In Bezug auf das Antragsbegehren ad 2., welches in Gestalt eines Vornahmeantrages auf die Erstellung (und Fortschreibung) eines individualisierten Behandlungsplans gerichtet war, ist die Rechtsbeschwerde in Ermangelung eines Rechtsschutzbedürfnisses bereits unzulässig. Denn nachdem seitens des Therapiezentrums - zutreffend erst nach Eintritt der Rechtskraft des Anlassurteils - erstmals unter dem 06. September 2019 und zuletzt unter dem 18. April 2020 Behandlungspläne für den Betroffenen erstellt wurden, hat sich dieses Begehren erledigt, ohne dass der Betroffene insoweit Erledigung erklärt hätte.

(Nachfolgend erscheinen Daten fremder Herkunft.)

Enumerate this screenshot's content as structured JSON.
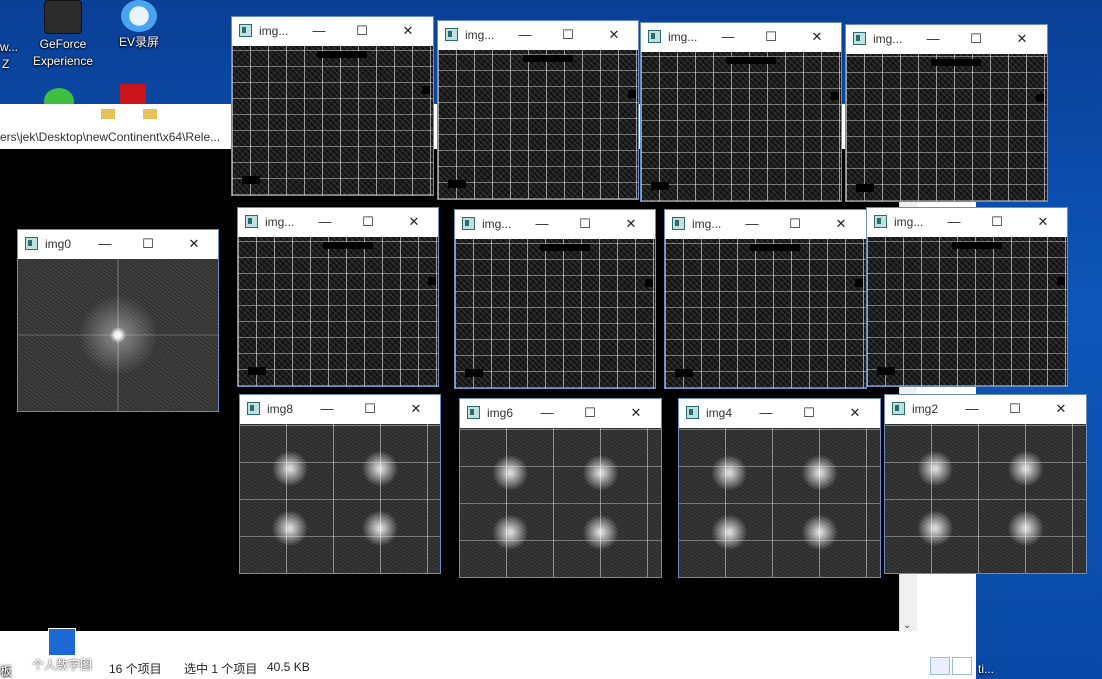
{
  "desktop": {
    "icons": [
      {
        "label_line1": "GeForce",
        "label_line2": "Experience",
        "icon": "nvidia-icon"
      },
      {
        "label_line1": "EV录屏",
        "label_line2": "",
        "icon": "ev-recorder-icon"
      },
      {
        "label_line1": "个人数字图",
        "label_line2": "",
        "icon": "folder-shortcut-icon"
      }
    ],
    "left_fragment_1": "w...",
    "left_fragment_2": "Z",
    "left_fragment_3": "板",
    "right_fragment": "ti..."
  },
  "explorer": {
    "address_path": "ers\\jek\\Desktop\\newContinent\\x64\\Rele...",
    "status_items": "16 个项目",
    "status_selected": "选中 1 个项目",
    "status_size": "40.5 KB"
  },
  "windows": [
    {
      "title": "img...",
      "style": "grid"
    },
    {
      "title": "img...",
      "style": "grid"
    },
    {
      "title": "img...",
      "style": "grid"
    },
    {
      "title": "img...",
      "style": "grid"
    },
    {
      "title": "img0",
      "style": "spec"
    },
    {
      "title": "img...",
      "style": "grid"
    },
    {
      "title": "img...",
      "style": "grid"
    },
    {
      "title": "img...",
      "style": "grid"
    },
    {
      "title": "img...",
      "style": "grid"
    },
    {
      "title": "img8",
      "style": "cross"
    },
    {
      "title": "img6",
      "style": "cross"
    },
    {
      "title": "img4",
      "style": "cross"
    },
    {
      "title": "img2",
      "style": "cross"
    }
  ],
  "controls": {
    "minimize": "—",
    "maximize": "☐",
    "close": "✕"
  }
}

Soweit man dieses Begehren angesichts des Vortrags des Betroffenen zu dem Inhalt des Behandlungsplans vom 18. April 2020, namentlich "80 % der in dem Plan aufgestellten Tatsachenbehauptungen" seien "falsch", in ein Anfechtungsbegehren betreffend diesen Behandlungsplan umdeuten könnte, änderte dies angesichts des pauschalen Charakters des daher unzulässigen Vorbringens nichts an der Unzulässigkeit der Rechtsbeschwerde.

2.

Bezüglich des Antragsbegehrens ad 3. (Verpflichtung des Therapiezentrums zur Durchführung einer Diagnose- und traumatherapeutischen Behandlung durch einen externen Therapeuten in Bezug auf ein "Hunde-Trauma") war die Rechtsbeschwerde gleichfalls bereits als unzulässig zu verwerfen. Insoweit ist kein Zulassungsgrund gegeben. Es ist nicht geboten, die Nachprüfung des angefochtenen Beschlusses zur Fortbildung des Rechts oder zur Sicherung einer einheitlichen Rechtsprechung zu ermöglichen (§§ 116 Abs. 1, 119 Abs. 3 StVollzG).

IV.

Die Kosten- und Auslagenentscheidung bezüglich des Rechtsbeschwerdeverfahrens und des Verfahrens erster Instanz folgt aus § 121 Abs. 4 StVollzG i.V.m. § 473 Abs. 4 StPO.